Your next PC or Mac should be a 64-bit model. If your computer is more than a few years old, it is probably a 32-bit model, and it is probably time to upgrade.
32 bit and 64 bit refer to the size of the packets of data a modern computer communicates with. Think of it like a language with only 5 letters in the alphabet compared to a language with 26 different letters. 64 bit computers aren’t just twice as powerful – they are exponentially more powerful than their 32 bit counterparts.
Most modern software programs like Photoshop CS5 are capable of running in native 64-bit on both Mac and Windows. This means Photoshop can address all the RAM you can afford (instead of just 4 GB). The results are speedier operations – in some cases, up to 10 times as fast. The bigger the file you’re working on, the bigger the difference.

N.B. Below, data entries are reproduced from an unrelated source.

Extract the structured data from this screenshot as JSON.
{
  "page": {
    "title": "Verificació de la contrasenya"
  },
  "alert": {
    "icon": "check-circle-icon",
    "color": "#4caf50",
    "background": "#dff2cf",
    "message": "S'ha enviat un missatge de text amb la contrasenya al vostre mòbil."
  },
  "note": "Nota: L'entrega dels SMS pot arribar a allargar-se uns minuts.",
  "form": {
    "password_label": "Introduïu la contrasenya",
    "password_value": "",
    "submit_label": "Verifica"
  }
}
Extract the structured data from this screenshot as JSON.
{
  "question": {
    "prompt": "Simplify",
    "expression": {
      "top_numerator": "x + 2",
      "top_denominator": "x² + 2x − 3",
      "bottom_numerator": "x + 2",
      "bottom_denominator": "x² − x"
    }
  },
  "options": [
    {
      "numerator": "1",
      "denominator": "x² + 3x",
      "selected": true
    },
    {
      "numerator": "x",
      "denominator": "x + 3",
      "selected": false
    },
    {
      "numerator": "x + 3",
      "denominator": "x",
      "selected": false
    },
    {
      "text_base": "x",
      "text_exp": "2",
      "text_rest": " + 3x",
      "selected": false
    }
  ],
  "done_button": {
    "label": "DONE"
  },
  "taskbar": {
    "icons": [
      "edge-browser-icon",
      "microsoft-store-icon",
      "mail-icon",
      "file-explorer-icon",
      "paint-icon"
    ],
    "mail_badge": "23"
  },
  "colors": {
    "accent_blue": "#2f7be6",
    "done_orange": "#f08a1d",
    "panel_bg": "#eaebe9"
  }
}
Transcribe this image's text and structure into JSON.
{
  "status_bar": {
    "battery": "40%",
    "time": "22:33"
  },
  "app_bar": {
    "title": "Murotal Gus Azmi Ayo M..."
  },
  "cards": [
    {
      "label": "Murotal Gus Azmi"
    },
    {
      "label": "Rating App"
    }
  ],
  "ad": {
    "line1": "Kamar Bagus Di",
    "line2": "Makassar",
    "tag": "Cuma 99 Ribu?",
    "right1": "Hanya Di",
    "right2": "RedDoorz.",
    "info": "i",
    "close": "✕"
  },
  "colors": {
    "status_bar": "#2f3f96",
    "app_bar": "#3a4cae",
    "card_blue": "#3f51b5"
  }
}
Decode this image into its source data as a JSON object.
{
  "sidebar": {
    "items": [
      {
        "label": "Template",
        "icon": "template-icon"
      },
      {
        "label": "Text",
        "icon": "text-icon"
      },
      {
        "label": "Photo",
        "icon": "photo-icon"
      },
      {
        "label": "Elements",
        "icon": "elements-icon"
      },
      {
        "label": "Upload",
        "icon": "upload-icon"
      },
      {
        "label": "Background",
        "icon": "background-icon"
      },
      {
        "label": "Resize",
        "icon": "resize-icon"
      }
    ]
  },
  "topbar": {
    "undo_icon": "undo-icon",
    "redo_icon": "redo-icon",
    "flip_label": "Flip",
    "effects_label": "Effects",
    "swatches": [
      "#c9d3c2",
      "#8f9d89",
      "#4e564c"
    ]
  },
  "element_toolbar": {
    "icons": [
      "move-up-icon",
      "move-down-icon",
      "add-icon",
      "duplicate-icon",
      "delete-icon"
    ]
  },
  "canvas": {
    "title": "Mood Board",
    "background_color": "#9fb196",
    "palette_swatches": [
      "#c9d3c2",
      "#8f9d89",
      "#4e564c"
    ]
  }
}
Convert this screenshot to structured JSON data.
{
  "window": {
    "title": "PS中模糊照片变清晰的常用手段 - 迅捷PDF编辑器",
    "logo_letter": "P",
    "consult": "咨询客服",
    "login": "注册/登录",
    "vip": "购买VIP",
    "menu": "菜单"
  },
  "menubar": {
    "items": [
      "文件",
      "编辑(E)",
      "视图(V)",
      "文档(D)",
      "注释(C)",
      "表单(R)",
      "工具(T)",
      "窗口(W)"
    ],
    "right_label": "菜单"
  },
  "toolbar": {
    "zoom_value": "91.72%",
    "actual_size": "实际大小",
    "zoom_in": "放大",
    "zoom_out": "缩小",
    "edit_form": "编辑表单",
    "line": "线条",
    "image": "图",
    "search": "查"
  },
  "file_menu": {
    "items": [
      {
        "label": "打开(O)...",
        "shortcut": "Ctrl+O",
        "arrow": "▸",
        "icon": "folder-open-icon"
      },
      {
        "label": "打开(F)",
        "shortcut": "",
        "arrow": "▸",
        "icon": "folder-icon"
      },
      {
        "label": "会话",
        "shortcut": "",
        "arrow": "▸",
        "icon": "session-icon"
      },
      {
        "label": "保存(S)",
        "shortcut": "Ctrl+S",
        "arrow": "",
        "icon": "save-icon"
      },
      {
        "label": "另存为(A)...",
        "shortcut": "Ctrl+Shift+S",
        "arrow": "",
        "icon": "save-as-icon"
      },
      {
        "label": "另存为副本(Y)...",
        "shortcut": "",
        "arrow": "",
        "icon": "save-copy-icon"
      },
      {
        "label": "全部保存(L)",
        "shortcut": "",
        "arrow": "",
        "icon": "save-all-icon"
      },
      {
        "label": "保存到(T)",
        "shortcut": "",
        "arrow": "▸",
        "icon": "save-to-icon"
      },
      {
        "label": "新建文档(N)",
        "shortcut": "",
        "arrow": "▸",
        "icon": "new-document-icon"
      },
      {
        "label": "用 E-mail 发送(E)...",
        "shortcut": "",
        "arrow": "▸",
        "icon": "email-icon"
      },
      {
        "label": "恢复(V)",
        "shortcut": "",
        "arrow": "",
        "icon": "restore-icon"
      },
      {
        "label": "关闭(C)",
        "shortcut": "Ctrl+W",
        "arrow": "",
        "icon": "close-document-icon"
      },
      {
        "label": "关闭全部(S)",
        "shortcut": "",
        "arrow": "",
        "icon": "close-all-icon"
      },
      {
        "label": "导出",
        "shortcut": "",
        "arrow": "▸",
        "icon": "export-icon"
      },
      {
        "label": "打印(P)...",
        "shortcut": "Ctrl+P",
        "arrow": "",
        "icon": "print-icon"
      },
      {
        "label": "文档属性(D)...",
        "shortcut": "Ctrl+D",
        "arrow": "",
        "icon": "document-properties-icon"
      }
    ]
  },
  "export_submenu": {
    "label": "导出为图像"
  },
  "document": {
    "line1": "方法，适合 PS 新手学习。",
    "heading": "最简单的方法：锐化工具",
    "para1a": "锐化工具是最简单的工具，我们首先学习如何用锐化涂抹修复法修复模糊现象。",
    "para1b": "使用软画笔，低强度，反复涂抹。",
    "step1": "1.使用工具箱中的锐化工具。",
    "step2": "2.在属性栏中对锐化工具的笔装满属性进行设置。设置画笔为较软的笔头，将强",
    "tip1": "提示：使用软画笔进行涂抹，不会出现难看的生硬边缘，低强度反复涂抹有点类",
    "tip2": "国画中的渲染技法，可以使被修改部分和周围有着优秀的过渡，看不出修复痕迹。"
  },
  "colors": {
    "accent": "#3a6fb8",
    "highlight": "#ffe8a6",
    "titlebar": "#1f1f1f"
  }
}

Fortunately, most programs are offered in both 32 and 64 bit versions. For example, the 32-bit version of Photoshop is on the same installation CD, so if your third-party plug-ins haven’t been updated yet, you can run Photoshop in 32-bit.
Note that in order to run 64-bit software, you need a 64-bit operating system and a 64-bit computer. Because both PCs and operating systems (Windows XP, Vista and 7) come in both 32 and 64 bit versions, you’ll need to know which kind you have first.
- Open the System Information. Open the Start menu, and click on Programs -> Accessories -> System Tools -> System Information
- Look in the System Summary. The System Information tool will display detailed information about your Windows operating system. Once opened it will show the “System Summary” – it’s an overview of your computer and operating system.
- Look for the System Type Item. On the right hand side of the window you will see a list of items. Look for the item called “System Type”.The value of this item will tell you whether your computer is 32-bit or 64-bit:
- x86-based PC: It’s a 32-bit computer.
- x64-based PC: It’s a 64-bit computer.
Mac OS X 10.5 “Leopard”, was the first OS to fully support 64-bit applications on machines with PowerPC 970 or EM64T processors.